Der Titel mutet märchenhaft an, aber diese Geschichte ist kein Märchen, sondern sie ist Teil der Familiengeschichte des Autors Michel Bergmann. Und was nicht wahr ist, ist es trotzdem, heißt es zu Beginn des Films, womit sowohl der Humor als auch das Lebensmotto des Helden klar wird. Denn wie könnte man das Leben ohne Lügen überhaupt ertragen? Dass dieser David Bermann ein paar Geheimnisse mit sich trägt, wird schon am Anfang klar, denn ausgerechnet ihm, dem Mitinhaber eines vormals bekannten Frankfurter Wäschekaufhauses, wird eine Geschäftserlaubnis verweigert. Wie die meisten KZ-Überlebenden lebt auch David in einem Lager, das die US-Army in der Nähe von Frankfurt/Main eingerichtet hat. Und wie die meisten hier träumt er von der Auswanderung nach Amerika. Doch die ist teuer, viel zu teuer für David, der immerhin jede Menge Ideen für eine geschäftliche Neuorientierung hat. Da er keine Handelsgenehmigung hat, weil die US-Behörden ihn als Kollaborateur verdächtigen, braucht David Hilfe. So versammelt er um sich ein paar Leidensgenossen, die er zu Teilhabern macht. Sein Ziel: die Ausstattung der deutschen Nachkriegshaushalte mit feinster Wäsche: Frottee, Damast und Leinen.

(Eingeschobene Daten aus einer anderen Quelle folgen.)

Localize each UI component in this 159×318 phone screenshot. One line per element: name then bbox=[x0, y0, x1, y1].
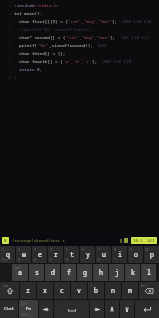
button[interactable]: Tab bbox=[12, 264, 28, 281]
staticText: / bbox=[107, 293, 110, 298]
staticText: = bbox=[95, 265, 98, 270]
staticText: 7 bbox=[98, 247, 101, 252]
staticText: v bbox=[77, 286, 81, 295]
staticText: j bbox=[115, 268, 119, 277]
button[interactable]: > bbox=[71, 282, 87, 299]
button[interactable]: = bbox=[93, 264, 108, 281]
button[interactable]: ? bbox=[88, 282, 104, 299]
button[interactable]: 5 bbox=[64, 246, 79, 263]
button[interactable]: < bbox=[54, 282, 70, 299]
staticText: 6 bbox=[9, 43, 12, 48]
button[interactable]: x bbox=[37, 282, 53, 299]
staticText: & bbox=[98, 257, 101, 262]
staticText: 4 bbox=[50, 247, 53, 252]
staticText: <stdio.h> bbox=[36, 2, 60, 8]
button[interactable]: Alt bbox=[19, 300, 38, 318]
staticText: ^ bbox=[82, 257, 85, 262]
button[interactable]: 10:1 All bbox=[133, 238, 155, 243]
staticText: s bbox=[35, 268, 39, 277]
button[interactable]: | bbox=[20, 282, 36, 299]
button[interactable]: 0 bbox=[144, 246, 159, 263]
button[interactable]: Left bbox=[39, 300, 53, 318]
button[interactable]: 9 bbox=[128, 246, 143, 263]
staticText: "cat","dog","bat" bbox=[66, 34, 110, 40]
staticText: Del bbox=[141, 283, 148, 288]
staticText: + bbox=[95, 275, 98, 280]
button[interactable]: Ctrl bbox=[0, 300, 18, 318]
staticText: 040 bbox=[98, 42, 106, 48]
staticText: d bbox=[51, 268, 55, 277]
staticText: l bbox=[147, 268, 151, 277]
staticText: /storage/shared/test.c bbox=[12, 238, 65, 243]
staticText: _ bbox=[79, 275, 82, 280]
staticText: w bbox=[22, 250, 26, 259]
staticText: Tab bbox=[14, 265, 21, 270]
button[interactable]: 3 bbox=[32, 246, 47, 263]
staticText: a bbox=[18, 268, 22, 277]
staticText: 2 bbox=[18, 247, 21, 252]
staticText: 8 bbox=[114, 247, 117, 252]
staticText: 3 bbox=[34, 247, 37, 252]
staticText: > bbox=[73, 283, 76, 288]
staticText: 1 bbox=[9, 3, 12, 8]
staticText: Fn bbox=[26, 306, 32, 312]
staticText: 0 bbox=[146, 247, 149, 252]
staticText: N bbox=[4, 238, 7, 243]
staticText: n bbox=[111, 286, 115, 295]
button[interactable]: Right bbox=[90, 300, 104, 318]
button[interactable]: 4 bbox=[48, 246, 63, 263]
button[interactable]: Down bbox=[120, 300, 134, 318]
staticText: 9 bbox=[130, 247, 133, 252]
staticText: }; bbox=[112, 18, 123, 24]
staticText: \ bbox=[143, 275, 146, 280]
button[interactable]: / bbox=[105, 282, 121, 299]
staticText: k bbox=[131, 268, 135, 277]
button[interactable]: Enter bbox=[135, 300, 159, 318]
staticText: char first[][3] = { bbox=[19, 18, 68, 24]
staticText: c bbox=[60, 286, 64, 295]
staticText: return 0; bbox=[19, 66, 43, 72]
staticText: @ bbox=[18, 257, 21, 262]
button[interactable]: Backspace bbox=[139, 282, 159, 299]
button[interactable]: 6 bbox=[80, 246, 95, 263]
button[interactable]: Up bbox=[105, 300, 119, 318]
staticText: "%s" bbox=[38, 42, 49, 48]
staticText: y bbox=[86, 250, 90, 259]
staticText: | bbox=[22, 293, 25, 298]
button[interactable]: 2 bbox=[16, 246, 31, 263]
staticText: ) bbox=[146, 257, 149, 262]
staticText: u bbox=[102, 250, 106, 259]
staticText: }; bbox=[92, 58, 103, 64]
staticText: g bbox=[83, 268, 87, 277]
staticText: 000 110 120 bbox=[123, 18, 152, 24]
staticText: { bbox=[111, 275, 114, 280]
button[interactable]: 1 bbox=[0, 246, 15, 263]
staticText: Esc bbox=[2, 257, 9, 262]
button[interactable]: s bbox=[29, 264, 44, 281]
button[interactable]: [ bbox=[125, 264, 140, 281]
button[interactable]: f bbox=[61, 264, 76, 281]
staticText: 7 bbox=[9, 51, 12, 56]
button[interactable]: N bbox=[4, 238, 7, 243]
button[interactable]: ] bbox=[141, 264, 156, 281]
button[interactable]: { bbox=[109, 264, 124, 281]
staticText: //printf("%s",sizeof(first)); bbox=[19, 26, 94, 32]
staticText: }; bbox=[110, 34, 121, 40]
button[interactable]: 7 bbox=[96, 246, 111, 263]
button[interactable]: 8 bbox=[112, 246, 127, 263]
button[interactable]: d bbox=[45, 264, 60, 281]
button[interactable]: : bbox=[122, 282, 138, 299]
staticText: h bbox=[99, 268, 103, 277]
staticText: i bbox=[118, 250, 122, 259]
staticText: ( bbox=[130, 257, 133, 262]
staticText: Cap bbox=[2, 283, 9, 288]
button[interactable]: Shift bbox=[0, 282, 19, 299]
staticText: 123+ bbox=[21, 312, 30, 317]
staticText: p bbox=[150, 250, 154, 259]
staticText: 6 bbox=[82, 247, 85, 252]
button[interactable]: - bbox=[77, 264, 92, 281]
staticText: 4 bbox=[9, 27, 12, 32]
button[interactable]: Space bbox=[54, 300, 89, 318]
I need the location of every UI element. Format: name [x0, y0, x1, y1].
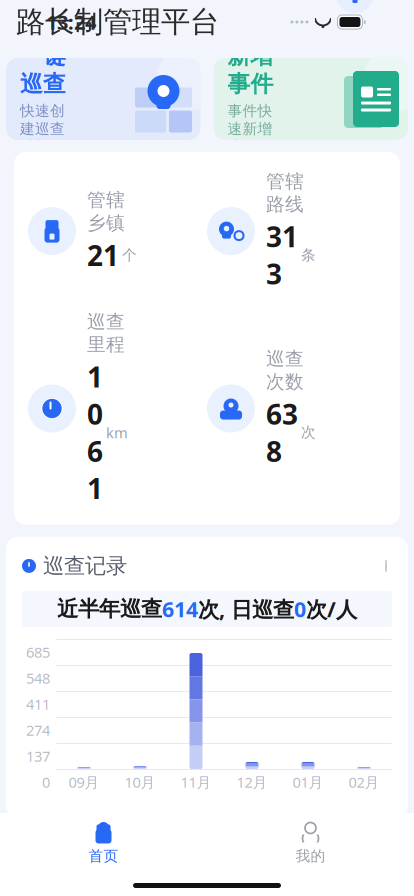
staticText: 12月	[236, 772, 268, 792]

Gemeinsam mit seinen Freunden wird David zum Handelsvertreter, zum Klinkenputzer, jiddisch: Teilacher, immer unter dem Motto „Hitler ist tot, aber wir leben noch!“ Aber nicht nur seine Freunde werden immer wieder daran erinnert, was sie gerade überlebt und überstanden haben, auch David wird gezwungen, sich mit seiner Vergangenheit zu beschäftigen: Die amerikanische Militärpolizei in Gestalt der schönen Sara Simon lädt ihn zu Verhören, bei denen er Rede und Antwort stehen muss. Warum hat David zwei Pässe? Wie konnte er dem KZ entkommen? Und was hatte er auf dem Obersalzberg zu suchen?
 
Kein Märchen, trotz des Titels, aber doch ein Spiel mit Fantasie: David behält seinen Witz und seine Selbstironie, ganz gleich, was geschieht. Dieser Humor ist schwarz und oft richtig fies, manchmal melancholisch, eher leise als laut, immer schnell und intelligent, ein Sprachwitz, der virtuos mit Worten spielt. Kurz gesagt: Es handelt sich um jüdischen Humor, der hierzulande aus nahe liegenden Gründen kaum noch bekannt ist, geschweige denn gepflegt wird. Moritz Bleibtreu, ein genialer Menschendarsteller, gibt David Berman Chuzpe, Geist und Leben. Er lässt ihn charmieren und parlieren, er zeigt ebenso seine Wehmut wie seinen unverwüstlichen Überlebenswillen und den Humor, der ihn auch in heiklen Situationen nicht verlässt. Was Moritz Bleibtreu in diesem Film leistet, ist mehr als Schauspielkunst: Er präsentiert in seiner Person nicht nur ein Menschenleben, sondern auch eine Kultur, die beinahe vergessen ist. Dieser stets gut angezogene, beinahe dandyhafte David ist der Held einer Geschichte, die wie jede gute Komödie einen tiefernsten Hintergrund hat. Seine Gefolgsleute haben ein ähnliches Schicksal wie er: Sie sind knapp dem Tod entronnen oder hatten einfach Glück bei ihrer Flucht vor den Nazis. Alle sind entwurzelt, sie haben fast alles und fast alle verloren.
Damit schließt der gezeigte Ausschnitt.